Analogi Pak Mamat Tukang Kebun
Dalam menyederhanakan
perumpamaan, kita analogikan kehidupan Pak Mamat yang bekerja sebagai tukang
kebun. Pak Mamat adalah rakyat kecil yang akan mengalami langsung dari kenaikan
BBM.
Pak Mamat punya tiga
orang anak, dan ketiga-tiganya masih duduk dibangku sekolah. Kebutuhan sekolah
anak-anak, mulai dari baju seragam, perlengkapan tulis sampai uang jajan harus
dipenuhi pak Mamat. Sebagai penopang kebutuhan rumah tangga, syukurnya pak
Mamat dibantu istri berjualan kue di kampungnya.
Sebelumnya dengan
pendapatan yang pas-pasan Pak Mamat sesekali mampu memenuhi kebutuhan gizi
keluarganya, dengan membeli telur, susu dan kebutuhan lain. Karena pendapatan
dari berkebun tidak seberapa, namun penghasilan istri yang berjualan kue sangat
membantu untuk memenuhi kebutuhan sabun mandi, sabun cuci, kebutuhan dapur dan
seterusnya.
Tiba-tiba harga BBM
naik Rp. 2000. Pak Mamat menjadi pusing mengatur kembali pembelanjaan rumah
tangganya. Bila hanya BBM saja naik Rp. 2000 tidak jadi soal, masalahnya
kenaikan itu mendorong semua barang kebutuhan menjadi melonjak naik.
Pak Mamat bingung,
jangankan untuk memenuhi gizi kelurga dengan membeli telur dan susu, untuk beli
makanan pokok saja menjadi susah. Pak Mamat bertanya pada pedagang, kenapa
harus naik harganya? Pedagang menjawab, karena BBM naik pak, apa urusannya BBM
naik dengannya naiknya harga telur, susu dan lain-lain, kata pak Mamat. Telur
dan susu inikan adanya di kampung sebelah pak, untuk diangkut kesini kan pakai
transport, biaya transport kan naik karena BBM naik.
Di samping itu ayam
Ras yang menghasilkan telur inikan butuh pakan. Pakannya dijual oleh perusahaan
di kampung sebelahnya lagi, sehingga mendatangkan pakan juga harus pakai transport.

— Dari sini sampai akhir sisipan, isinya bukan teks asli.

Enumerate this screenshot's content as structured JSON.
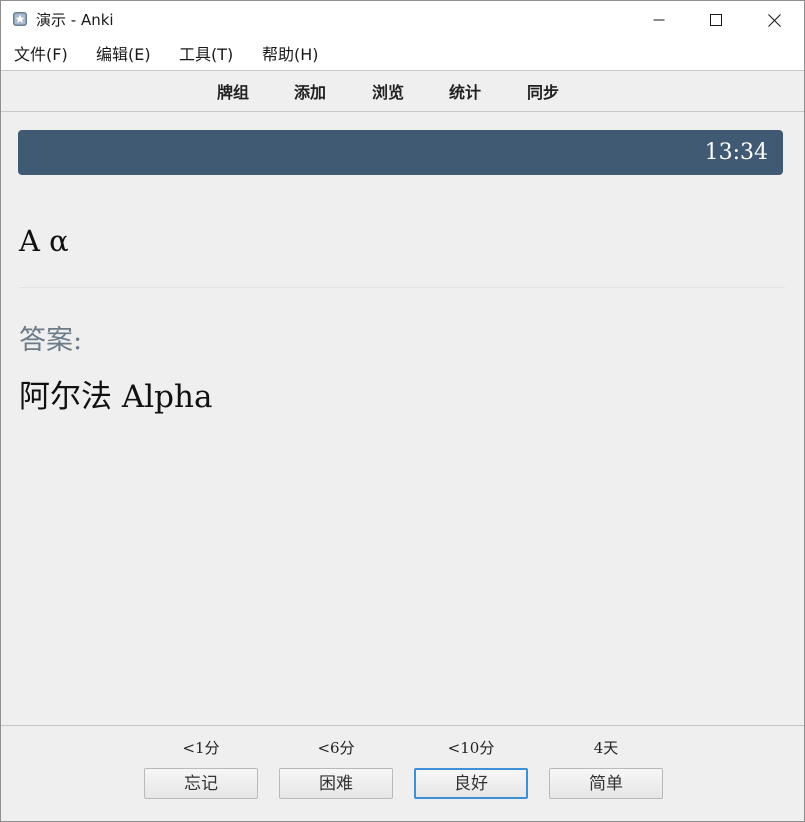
{
  "window": {
    "title": "演示 - Anki",
    "icon": "anki-app-icon"
  },
  "menu": [
    "文件(F)",
    "编辑(E)",
    "工具(T)",
    "帮助(H)"
  ],
  "toolbar": [
    "牌组",
    "添加",
    "浏览",
    "统计",
    "同步"
  ],
  "timer": "13:34",
  "card": {
    "question": "A α",
    "answer_label": "答案:",
    "answer": "阿尔法 Alpha"
  },
  "answer_buttons": [
    {
      "interval": "<1分",
      "label": "忘记"
    },
    {
      "interval": "<6分",
      "label": "困难"
    },
    {
      "interval": "<10分",
      "label": "良好",
      "default": true
    },
    {
      "interval": "4天",
      "label": "简单"
    }
  ],
  "colors": {
    "timer_bar": "#3f5a72",
    "answer_label": "#6d7b88",
    "default_button_border": "#3d8fd6"
  }
}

Dengar-dengar, di perusahaan pakan juga sedang masalah pak, soalnya pengolahan
pakan masih gunakan BBM untuk produksi, sementara BBMkan naik, belum lagi
karyawan nuntut naik gaji. Maka satu-satunya jalan kalau perusahaan rasional
adalah menaikan harga produknya, yaitu untuk memenuhi naiknya biaya produksi
dan upah karyawan.
Semua barang kebutuhan
sehari-hari pak Mamat nasibnya sama dengan produk telur di atas. Sehingga,
harga sabun mandi, sabun cuci, harga beras, sayur, kebutuhan anak-anak sekolah semua
menjadi naik gara-gara Rp. 2000 rupiah.
Nasib Bu Mamat tidak
kalah pelik. Harga-harga kebutuhan untuk buat kue sekarang melonjak naik. Bu
mamat mau tidak mau harus menaikan harga jualan kuenya. Sementara langganan bu
Mamat juga mengalami persoalan ekonomi yang sama dengannya. Boro-boro beli kue,
untuk beli makanan pokok saja sekarang kesulitan, sehingga Bu Mamat mengurangi
penjualan kuenya.
Ada Bantuan Tunai
Pak Mamat diberi tahu
bahwa akan ada kompensasi dari kenaikan BBM itu dari pemerintah. Namun setelah
dihitung uang kompensasi itu hanya cukup untuk memenuhi kebutuhan satu bulan,
dengan pengiritan di sana sini. Uangnya sebagian disisihkan Bu Mamat untuk
modal beli bahan pembuatan kue. Masalahnya, langganan Bu Mamat tidak lagi mampu
membeli kue sebanyak sebelum BBM naik.
Dari waktu-kewaktu
masalah kenaikan harga BBM tidak lagi ramai dibicarakan orang. Di televisi yang
biasanya ramai bahas BBM sekarang tidak lagi. Mungkin bagi TV tidak menarik
lagi, masalah BBM sudah sering diulang.
Sepinya pembahasan
orang akan kenaikan Rp. 2000 harga BBM, bukan berarti kehidupan pak Mamat
kembali seperti semula. Pak Mamat yang bekerja sebagai tukang kebun harus
banting tulang memenuhi kebutuhan rumah tangganya dengan bekerja pada bidang
lain. Sehingga Pak Mamat sering sakit-sakitan karena kecapaian.
Pak Mamat masih bisa
bersyukur masih bisa bekerja memenuhi kebutuhan hidup dengan cara yang halal.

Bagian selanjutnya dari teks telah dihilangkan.